ConJur — Em dezembro, o CNJ criou regras para a remuneração dos mediadores e conciliadores. O que achou da decisão?
Neves Amorim — Foi extremamente importante e justo, sobretudo. Estava na hora de se criar um parâmetro. A resolução 271 tem divisões que precisavam ser feitas de acordo com as especificidades e valores em cada caso. Antes, o mediador trabalhava e não sabia quanto ia receber nem que forma. Agora não. Tem valores e formas claras e previsíveis. Se essa regra permanecerá assim ou será alterada, só a prática irá nos dizer. Se ela for eficiente, ótimo. Se não for, os mediadores e conciliadores terão que ir adequando com o CNJ.

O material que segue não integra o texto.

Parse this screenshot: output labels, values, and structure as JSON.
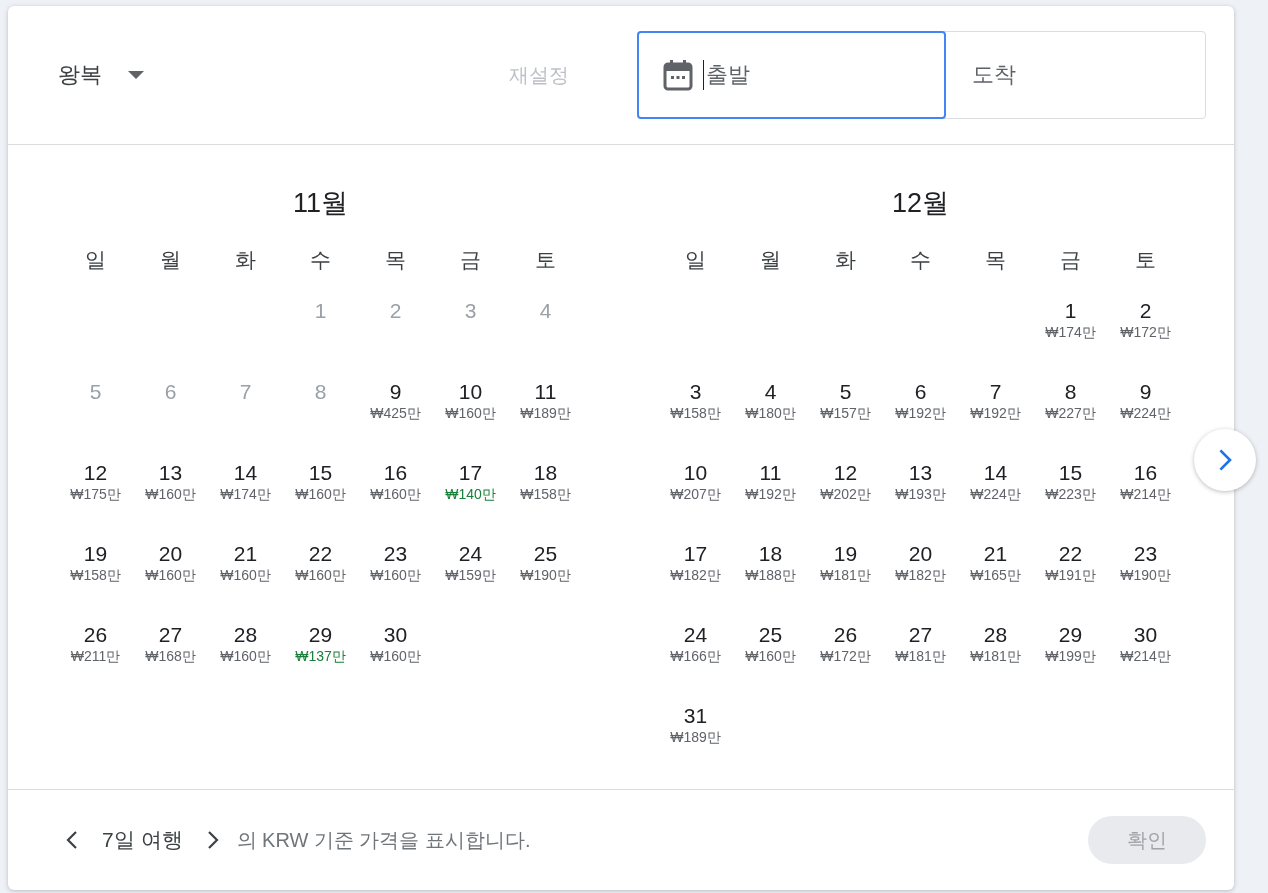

ConJur — O que acha do Exame de Ordem?
Neves Amorim — É importante o Exame, lógico. Os profissionais que mexem com a vida e os direitos das pessoas têm que ter habilitação específica, porque depois que alguém perde o direito não adianta querer reclamar. Precisamos formar pessoas que pensem, não que façam coisas mecanicamente. É difícil essa situação em que o estudante fez cinco anos de faculdade e não pode exercer a profissão porque não passou na OAB. Contudo, é uma seleção, é o sistema. Por outro lado, tem que haver fiscalização para melhorar o ensino também. O Estado tem que fiscalizar por meio de órgãos próprios, como o Ministério da Educação, para ver se os cursos estão cumprindo metas, orientações e diretrizes. Na medida em que você aprimora a educação, melhora as pessoas que recebem a educação.

ConJur — Reclamação recorrente é que o país está saturado de faculdades de Direito e, consequentemente, de profissionais despreparados.
Neves Amorim —Por isso o Exame de Ordem tem a sua importância. A prova já é uma primeira seleção no mercado. Nem todo mundo passa, pelo contrário. Em cada exame passam por volta de 20% dos bacharéis. Dentro desse contexto, a proliferação de faculdades é boa e ruim. É boa quando tem qualidade nos cursos. Em São Paulo, temos diversas instituições de excelência, mas até no interior do estado, que é altamente progressista, é patente a carência. O órgão estatal fiscalizador tem que olhar para isso. É preciso entender a realidade local.

ConJur — No que a experiência como desembargador influencia no seu trabalho como diretor da faculdade?
Neves Amorim — Toda universidade vive de pessoas, professores que têm sua habilidade técnica e sua habilidade prática. Há professores que são especialistas em matérias hermenêuticas, disciplinas relacionadas à Filosofia, que será utilizada quando a teoria entrar no curso. Primeiro, a faculdade deve ensinar o aluno a raciocinar para, depois, quando chegar à parte prática, ele poder desenvolver isso no dia a dia. Eu procuro ter professores de todas as áreas: advogados, juízes, desembargadores, delegados, procuradores e defensores públicos. Quero que os alunos passem por professores de todos os ramos do Direito para que possam entender melhor aquilo que querem fazer no futuro. Para mim, é mais fácil contar os casos da Justiça com a visão de desembargador. O advogado terá outra visão sobre um caso em que eu participei. O aluno percebe isso e se enriquece com essas experiências. Além disso, hoje temos uma grade flexível. Cumprimos toda a parte básica e há uma segunda metade flexível para atender à dinamicidade do Direito hoje. A criação de novos direitos e novas teorias é muito grande. Não dá para falar que o direito digital, por exemplo, não muda de um ano para outro.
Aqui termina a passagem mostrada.